Cela explique en partie leur difficulté à « sentir » le terrain. Mais celle-ci doit sans doute aussi au style imprimé par le directeur de l'époque, présent depuis la création du Parc. Celui-ci était issu de l'Ecole Nationale du Génie Rural des Eaux et Forêts (ENGREF), école d'application de l'Ecole Polytechnique et de l'Institut National d'Agronomie lors de son passage. Il imprimait au Parc un style sans doute typique de sa formation dans une école chargée de donner à l'Etat ses hauts fonctionnaires. Très habile dans l'art du montage de dossier et dans la défense des intérêts du Parc auprès des politiques et des administrations chargées du financement, il n'était pas vraiment un homme de terrain, et il affichait parfois son incompréhension voire son exaspération vis-à-vis des réactions d'une partie de la population qu'il semblait considérer comme assez peu rationnelles. Il avait d'ailleurs dans les Bauges une très forte réputation de « technocrate ». Travailleur acharné, il exigeait beaucoup de ses collaborateurs dont il attendait une grande efficacité, mais ne semblait pas considérer comme important le fait de leur permettre de passer du temps sur le territoire, à rencontrer les « forces vives » du massif. Les chargés de mission avaient donc peu de temps pour se rendre sur le terrain et ce comme ce n'était pas vraiment ce qui leur était demandé, ceux qui le faisaient devaient ensuite rattraper le « temps perdu ».

En même temps, la stature du directeur lui donnait une légitimité qui lui permettait de défendre efficacement certains choix faits par l'équipe face au pouvoir politique. Il n'hésitait pas pour cela à mettre en avant les compétences scientifiques des salariés.

Après son départ en 2001, il est remplacé par celui qui avait été recruté un an plus tôt comme directeur adjoint. Ce dernier, moins diplômé, doit en grande partie son poste au soutien du président du Parc, qui a appuyé sa candidature. Il est n'est donc pas vraiment, à la différence de son prédécesseur, en position de tenir tête aux élus, et d'imposer éventuellement les vues de l'équipe technique. Dans le même temps, la droite remporte les élections municipales de 2001, et cela se ressent notamment dans la périphérie du massif. Le bureau du Parc bascule donc plus fortement dans le sens du président, lui aussi de droite. L'équipe technique se retrouve donc dans une position dans laquelle elle est davantage soumise aux exigences du pouvoir politique.

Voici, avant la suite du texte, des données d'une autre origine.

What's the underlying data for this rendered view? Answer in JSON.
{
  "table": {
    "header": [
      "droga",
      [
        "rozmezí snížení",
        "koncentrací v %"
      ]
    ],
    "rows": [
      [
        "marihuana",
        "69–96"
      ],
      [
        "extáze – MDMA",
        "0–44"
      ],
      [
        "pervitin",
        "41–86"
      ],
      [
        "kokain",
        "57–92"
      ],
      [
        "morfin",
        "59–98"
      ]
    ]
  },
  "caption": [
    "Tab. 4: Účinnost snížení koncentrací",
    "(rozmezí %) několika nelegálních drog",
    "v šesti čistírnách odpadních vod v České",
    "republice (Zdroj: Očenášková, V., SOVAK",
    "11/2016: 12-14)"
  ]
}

Des tensions se manifestent à cette époque au sein de l'équipe. D'autant que les salariés sont pour la plupart recrutés avec des contrats à durée déterminée de trois ans. Aussi, beaucoup d'entre eux craignent que le contrat ne soit pas renouvelé et expriment un stress important au moment du renouvellement, stress qui n'est pas totalement injustifié, comme nous avons pu le voir avec le départ de la chargée de mission agriculture. Leur statut précaire ne leur permet donc pas de contester frontalement les orientations qui leur sont dictées par le tandem présidence-direction.

C'est aussi à cette période que se manifeste un fort turn-over au niveau de certaines missions. Si le pôle « sciences naturelles » semble épargné, deux domaines en particulier sont soumis à une certaine instabilité : le patrimoine culturel et l'agriculture. Après le départ, en 1999 et en 2002, des deux jeunes femmes qui étaient présentes depuis l'association pour la création du Parc, trois personnes différentes se sont succédées dans chacun de ces postes, laissant entrevoir un certain malaise.

Il faut cependant mentionner que dans le même temps, l'équipe technique s'est rapprochée des habitants du territoire avec l'arrivée de nouveaux chargés de mission, plus jeunes, qui ont majoritairement choisi de s'installer dans le massif, suivant en cela l'exemple du nouveau directeur. Désormais, la moitié de l'équipe habite les Bauges. Petit à petit, des liens se créent avec la population locale, et le regard des salariés du Parc évolue vers une plus grande compréhension de la situation locale.

Notes
224.

Charte constitutive du PNR du Massif des Bauges, charte d'objectifs, p 82.